Bonnie Baha: The Big Banks Look Like Legacy Airlines

“Deleveraging, though necessary, is not a business model.”

The big bank stocks rallied hard to start the year off, but it looked and felt like the ultimate sucker’s rally and indeed it has already begun to unwind.  Other than a small position in JPMorgan and some indirect ownership through Berkshire Hathaway, I don’t want anything to do with the big bank stocks.  I have no idea how they’ll ever get into a growth phase again.

One of the smartest things you’ll read all day is this take on why the Big 6 aka the Systemic Six banks look like legacy airlines these days.  It comes to us from DoubleLine corporate bond portfolio manager Bonnie Baha

To my way of thinking, the big banks share a common problem with their old-line counterparts in the airline industry.
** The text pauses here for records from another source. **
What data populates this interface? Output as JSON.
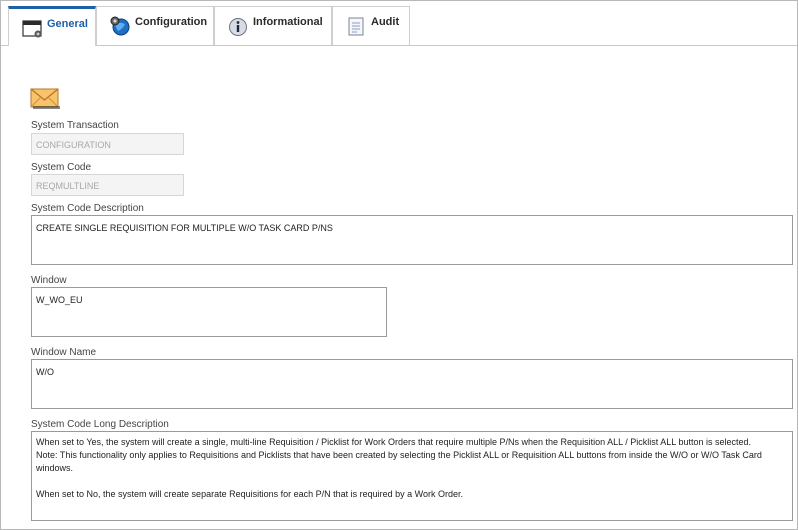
{
  "tabs": [
    {
      "label": "General",
      "icon": "window-icon",
      "active": true
    },
    {
      "label": "Configuration",
      "icon": "gear-globe-icon",
      "active": false
    },
    {
      "label": "Informational",
      "icon": "info-icon",
      "active": false
    },
    {
      "label": "Audit",
      "icon": "notepad-icon",
      "active": false
    }
  ],
  "form": {
    "system_transaction_label": "System Transaction",
    "system_transaction_value": "CONFIGURATION",
    "system_code_label": "System Code",
    "system_code_value": "REQMULTLINE",
    "system_code_description_label": "System Code Description",
    "system_code_description_value": "CREATE SINGLE REQUISITION FOR MULTIPLE W/O TASK CARD P/NS",
    "window_label": "Window",
    "window_value": "W_WO_EU",
    "window_name_label": "Window Name",
    "window_name_value": "W/O",
    "long_description_label": "System Code Long Description",
    "long_description_lines": [
      "When set to Yes, the system will create a single, multi-line Requisition / Picklist for Work Orders that require multiple P/Ns when the Requisition ALL / Picklist ALL button is selected.",
      "Note: This functionality only applies to Requisitions and Picklists that have been created by selecting the Picklist ALL or Requisition ALL buttons from inside the W/O or W/O Task Card windows.",
      "",
      "When set to No, the system will create separate Requisitions for each P/N that is required by a Work Order."
    ]
  },
  "colors": {
    "active_tab_accent": "#1f5fa8",
    "envelope": "#e8a23a"
  }
}
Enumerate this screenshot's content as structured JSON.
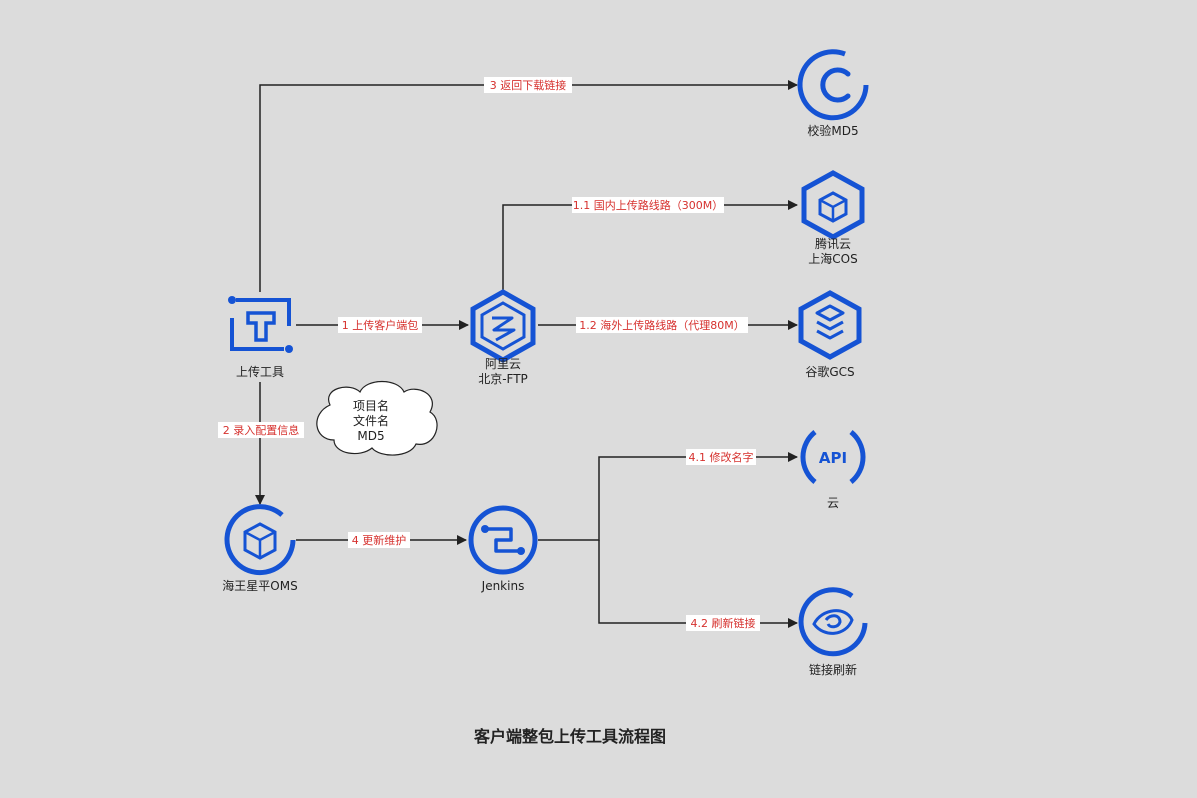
{
  "title": "客户端整包上传工具流程图",
  "colors": {
    "icon": "#1553d4",
    "edge_text": "#d6312e",
    "line": "#222222",
    "background": "#dcdcdc"
  },
  "nodes": {
    "upload_tool": {
      "label": "上传工具",
      "icon": "t-circuit-icon"
    },
    "aliyun": {
      "line1": "阿里云",
      "line2": "北京-FTP",
      "icon": "hexagon-s-icon"
    },
    "md5": {
      "label": "校验MD5",
      "icon": "c-circle-icon"
    },
    "tencent": {
      "line1": "腾讯云",
      "line2": "上海COS",
      "icon": "hexagon-cube-icon"
    },
    "google": {
      "label": "谷歌GCS",
      "icon": "hexagon-layers-icon"
    },
    "oms": {
      "label": "海王星平OMS",
      "icon": "circle-cube-icon"
    },
    "jenkins": {
      "label": "Jenkins",
      "icon": "circle-s-circuit-icon"
    },
    "cloud": {
      "label": "云",
      "icon": "api-icon"
    },
    "refresh": {
      "label": "链接刷新",
      "icon": "eye-swirl-icon"
    }
  },
  "edges": {
    "upload": "1 上传客户端包",
    "domestic": "1.1 国内上传路线路（300M）",
    "overseas": "1.2 海外上传路线路（代理80M）",
    "config": "2 录入配置信息",
    "return_link": "3 返回下载链接",
    "update": "4 更新维护",
    "rename": "4.1 修改名字",
    "refresh_link": "4.2 刷新链接"
  },
  "note": {
    "lines": [
      "项目名",
      "文件名",
      "MD5"
    ]
  }
}
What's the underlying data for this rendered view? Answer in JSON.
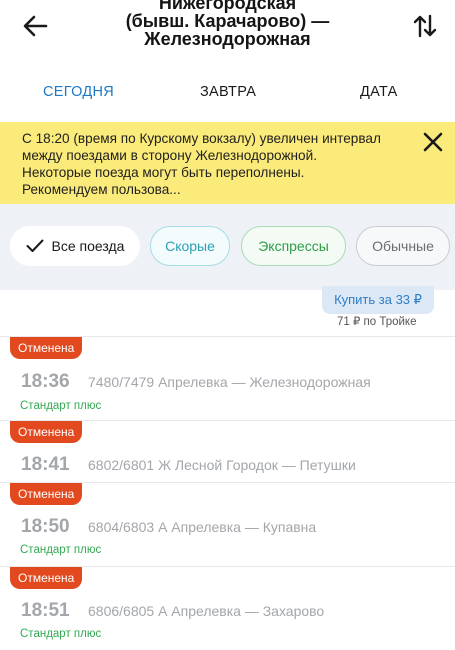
{
  "header": {
    "title": "Нижегородская\n(бывш. Карачарово) —\nЖелезнодорожная"
  },
  "tabs": [
    {
      "label": "СЕГОДНЯ",
      "active": true
    },
    {
      "label": "ЗАВТРА",
      "active": false
    },
    {
      "label": "ДАТА",
      "active": false
    }
  ],
  "banner": {
    "text": "С 18:20 (время по Курскому вокзалу) увеличен интервал между поездами в сторону Железнодорожной. Некоторые поезда могут быть переполнены. Рекомендуем пользова..."
  },
  "filters": [
    {
      "label": "Все поезда",
      "selected": true
    },
    {
      "label": "Скорые",
      "selected": false
    },
    {
      "label": "Экспрессы",
      "selected": false
    },
    {
      "label": "Обычные",
      "selected": false
    }
  ],
  "prev_train": {
    "buy_label": "Купить за 33 ₽",
    "troika_price": "71 ₽ по Тройке"
  },
  "trains": [
    {
      "status": "Отменена",
      "time": "18:36",
      "route": "7480/7479 Апрелевка — Железнодорожная",
      "type": "Стандарт плюс"
    },
    {
      "status": "Отменена",
      "time": "18:41",
      "route": "6802/6801 Ж Лесной Городок — Петушки",
      "type": ""
    },
    {
      "status": "Отменена",
      "time": "18:50",
      "route": "6804/6803 А Апрелевка — Купавна",
      "type": "Стандарт плюс"
    },
    {
      "status": "Отменена",
      "time": "18:51",
      "route": "6806/6805 А Апрелевка — Захарово",
      "type": "Стандарт плюс"
    }
  ],
  "colors": {
    "accent": "#1e78c6",
    "banner_bg": "#fbeb7a",
    "cancelled_badge": "#e2491e",
    "fast": "#2ba0b6",
    "express": "#2d9c48"
  }
}
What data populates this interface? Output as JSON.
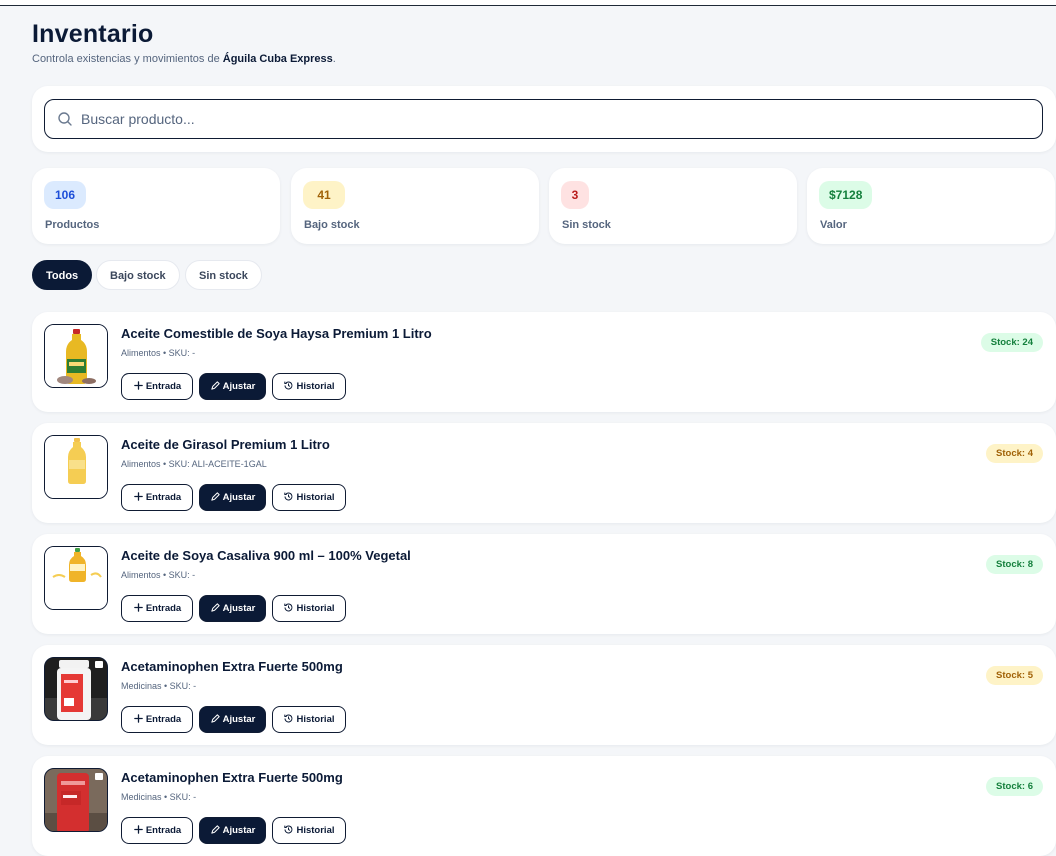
{
  "header": {
    "title": "Inventario",
    "subtitle_prefix": "Controla existencias y movimientos de ",
    "business_name": "Águila Cuba Express",
    "subtitle_suffix": "."
  },
  "search": {
    "placeholder": "Buscar producto...",
    "value": ""
  },
  "stats": [
    {
      "value": "106",
      "label": "Productos"
    },
    {
      "value": "41",
      "label": "Bajo stock"
    },
    {
      "value": "3",
      "label": "Sin stock"
    },
    {
      "value": "$7128",
      "label": "Valor"
    }
  ],
  "colors": {
    "stat_blue_bg": "#dbeafe",
    "stat_blue_fg": "#1d4ed8",
    "stat_yellow_bg": "#fef3c7",
    "stat_yellow_fg": "#a16207",
    "stat_red_bg": "#fee2e2",
    "stat_red_fg": "#b91c1c",
    "stat_green_bg": "#dcfce7",
    "stat_green_fg": "#15803d",
    "primary": "#0b1a36"
  },
  "filters": {
    "all": "Todos",
    "low": "Bajo stock",
    "none": "Sin stock"
  },
  "actions": {
    "entry": "Entrada",
    "adjust": "Ajustar",
    "history": "Historial"
  },
  "products": [
    {
      "name": "Aceite Comestible de Soya Haysa Premium 1 Litro",
      "meta": "Alimentos • SKU: -",
      "stock": "Stock: 24"
    },
    {
      "name": "Aceite de Girasol Premium 1 Litro",
      "meta": "Alimentos • SKU: ALI-ACEITE-1GAL",
      "stock": "Stock: 4"
    },
    {
      "name": "Aceite de Soya Casaliva 900 ml – 100% Vegetal",
      "meta": "Alimentos • SKU: -",
      "stock": "Stock: 8"
    },
    {
      "name": "Acetaminophen Extra Fuerte 500mg",
      "meta": "Medicinas • SKU: -",
      "stock": "Stock: 5"
    },
    {
      "name": "Acetaminophen Extra Fuerte 500mg",
      "meta": "Medicinas • SKU: -",
      "stock": "Stock: 6"
    }
  ]
}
Like the legacy air carriers, the top banks in this country have yet to find a sustainable profit-making model in a changed world.

Consider the latest round of quarterly results. Earnings quality was mixed at best. Profit “growth” at Bank of America, for example, was primarily fueled by asset sales and reserve releases – one-time events unlikely to be repeated. Even JPMorgan Chase found it necessary to refer to the banking industry’s “malaise” when discussing the decline in pre-provision profits. A bird’s-eye view of the structural issues looming on the horizon makes me feel like a white-knuckle flier. I don’t want to get on the big-bank plane.

Like the legacy carriers, the big banks have been slow to adapt to the new order. Pan Am exemplified what commercial flying used to mean: glamour, comfort and a free hot meal. Then came the 1973 oil crisis. Fleet overcapacity and embedded cost structures conspired with the new reality of oil price-fixing by OPEC to turn Pan Am into a money pit. Corporate consolidations and capacity reductions ensued, but Pan Am never returned to solid profit growth.